In the 1920s there were virtually no deer in southern Michigan. In 1927 Colonel George erected a 7.5-foot-high fence around the entire site, and the following year, he released six white-tailed deer, two males and four females, inside what today is known as the George Reserve. The deer were trapped on Grand Island in Lake Superior, and the does were thought to be pregnant.
The George Reserve deer herd thrived. Six years later in 1933, biologists conducted the first annual deer drive census to assess the population. They counted 130 deer; in six years the population grew from six to 130, an astounding rate of population growth.
Since that initial deer drive census, this deer population has been intensively studied and manipulated. Various rates of hunting pressure enabled biologists to study and evaluate white-tailed deer population growth under a variety of conditions. Dale McCullough, a University of Michigan professor, published the results of decades of research in "The George Reserve Deer Herd" (1979, University of Michigan Press).
The results of the Kaibab and George Reserve field experiments demonstrated that deer populations, when provided with quality habitat and minimal predation, can grow explosively. Biologists call this exponential population growth.
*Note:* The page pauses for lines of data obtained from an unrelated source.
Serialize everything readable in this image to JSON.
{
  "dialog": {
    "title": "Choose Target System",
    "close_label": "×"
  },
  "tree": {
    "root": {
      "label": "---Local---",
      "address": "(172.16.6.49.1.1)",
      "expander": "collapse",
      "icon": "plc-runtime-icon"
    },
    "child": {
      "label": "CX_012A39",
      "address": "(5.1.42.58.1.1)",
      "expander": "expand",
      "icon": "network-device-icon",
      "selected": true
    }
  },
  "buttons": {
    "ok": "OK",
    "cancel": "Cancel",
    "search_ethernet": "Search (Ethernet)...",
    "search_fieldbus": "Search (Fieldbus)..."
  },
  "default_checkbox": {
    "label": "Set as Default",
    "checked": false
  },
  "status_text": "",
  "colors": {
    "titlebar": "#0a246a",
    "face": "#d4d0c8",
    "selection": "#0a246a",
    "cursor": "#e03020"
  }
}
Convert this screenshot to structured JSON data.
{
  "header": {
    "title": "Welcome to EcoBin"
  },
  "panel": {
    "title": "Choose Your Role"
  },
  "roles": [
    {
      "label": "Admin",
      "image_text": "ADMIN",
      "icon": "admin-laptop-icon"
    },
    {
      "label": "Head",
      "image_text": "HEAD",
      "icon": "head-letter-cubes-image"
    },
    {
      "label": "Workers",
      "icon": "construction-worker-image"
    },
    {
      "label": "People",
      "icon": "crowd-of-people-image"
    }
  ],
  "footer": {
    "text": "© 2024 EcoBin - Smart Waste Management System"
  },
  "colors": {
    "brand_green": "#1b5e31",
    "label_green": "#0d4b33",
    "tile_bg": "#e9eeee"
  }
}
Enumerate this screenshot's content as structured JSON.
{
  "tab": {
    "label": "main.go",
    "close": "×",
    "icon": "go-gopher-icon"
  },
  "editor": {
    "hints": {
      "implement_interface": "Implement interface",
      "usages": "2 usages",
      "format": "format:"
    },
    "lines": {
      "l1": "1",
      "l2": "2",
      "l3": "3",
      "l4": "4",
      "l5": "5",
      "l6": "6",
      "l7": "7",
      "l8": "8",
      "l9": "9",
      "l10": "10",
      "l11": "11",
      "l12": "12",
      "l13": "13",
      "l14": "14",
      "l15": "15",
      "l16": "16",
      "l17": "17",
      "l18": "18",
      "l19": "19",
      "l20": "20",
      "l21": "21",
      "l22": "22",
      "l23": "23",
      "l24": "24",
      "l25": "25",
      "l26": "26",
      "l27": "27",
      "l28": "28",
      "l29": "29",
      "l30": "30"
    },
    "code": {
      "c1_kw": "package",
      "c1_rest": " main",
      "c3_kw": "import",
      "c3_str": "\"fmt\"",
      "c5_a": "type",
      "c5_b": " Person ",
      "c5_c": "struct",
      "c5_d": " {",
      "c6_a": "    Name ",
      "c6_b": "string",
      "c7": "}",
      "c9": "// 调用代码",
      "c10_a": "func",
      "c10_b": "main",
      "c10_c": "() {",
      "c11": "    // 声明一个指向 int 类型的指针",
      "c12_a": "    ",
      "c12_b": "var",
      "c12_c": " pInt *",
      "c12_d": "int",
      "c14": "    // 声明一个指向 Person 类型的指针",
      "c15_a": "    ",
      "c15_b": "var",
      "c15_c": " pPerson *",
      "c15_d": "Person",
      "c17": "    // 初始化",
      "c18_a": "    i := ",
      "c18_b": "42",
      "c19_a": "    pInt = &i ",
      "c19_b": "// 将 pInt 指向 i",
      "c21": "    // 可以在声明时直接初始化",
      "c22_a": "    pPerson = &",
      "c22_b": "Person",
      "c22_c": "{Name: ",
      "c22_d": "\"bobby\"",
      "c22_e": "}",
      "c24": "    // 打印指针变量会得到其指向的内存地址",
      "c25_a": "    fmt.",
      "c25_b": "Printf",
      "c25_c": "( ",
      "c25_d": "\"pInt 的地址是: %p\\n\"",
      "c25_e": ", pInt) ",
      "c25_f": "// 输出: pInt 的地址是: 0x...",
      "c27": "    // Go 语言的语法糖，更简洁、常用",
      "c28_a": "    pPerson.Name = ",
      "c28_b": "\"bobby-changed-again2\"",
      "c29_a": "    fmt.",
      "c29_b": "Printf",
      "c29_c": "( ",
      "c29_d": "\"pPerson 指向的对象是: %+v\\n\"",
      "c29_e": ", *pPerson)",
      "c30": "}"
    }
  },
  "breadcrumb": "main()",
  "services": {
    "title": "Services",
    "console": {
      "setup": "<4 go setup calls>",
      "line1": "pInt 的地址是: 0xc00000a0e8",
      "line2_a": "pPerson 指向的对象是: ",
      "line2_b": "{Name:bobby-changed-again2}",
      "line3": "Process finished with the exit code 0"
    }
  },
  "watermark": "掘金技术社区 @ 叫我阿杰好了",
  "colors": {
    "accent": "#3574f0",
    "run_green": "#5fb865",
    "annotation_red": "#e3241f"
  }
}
Theoretically, all species grow exponentially until they reach limits imposed by the environment (habitat quality, food availability, space, predator pressure, etc.). Reproductive characteristics such as gestation period, litter size, litters per year, and age at first breeding determine how quickly such a population explosion can occur.
The innate reproductive capacity of deer and other game species is the biological basis for annual harvests. By monitoring population numbers and habitat quality, biologists can adjust hunting pressure on game species annually as populations fluctuate.
Clearly, wildlife management is complicated. This is probably the best reason politicians, unschooled in population biology, should resist the urge to meddle and allow professional biologists to do their jobs.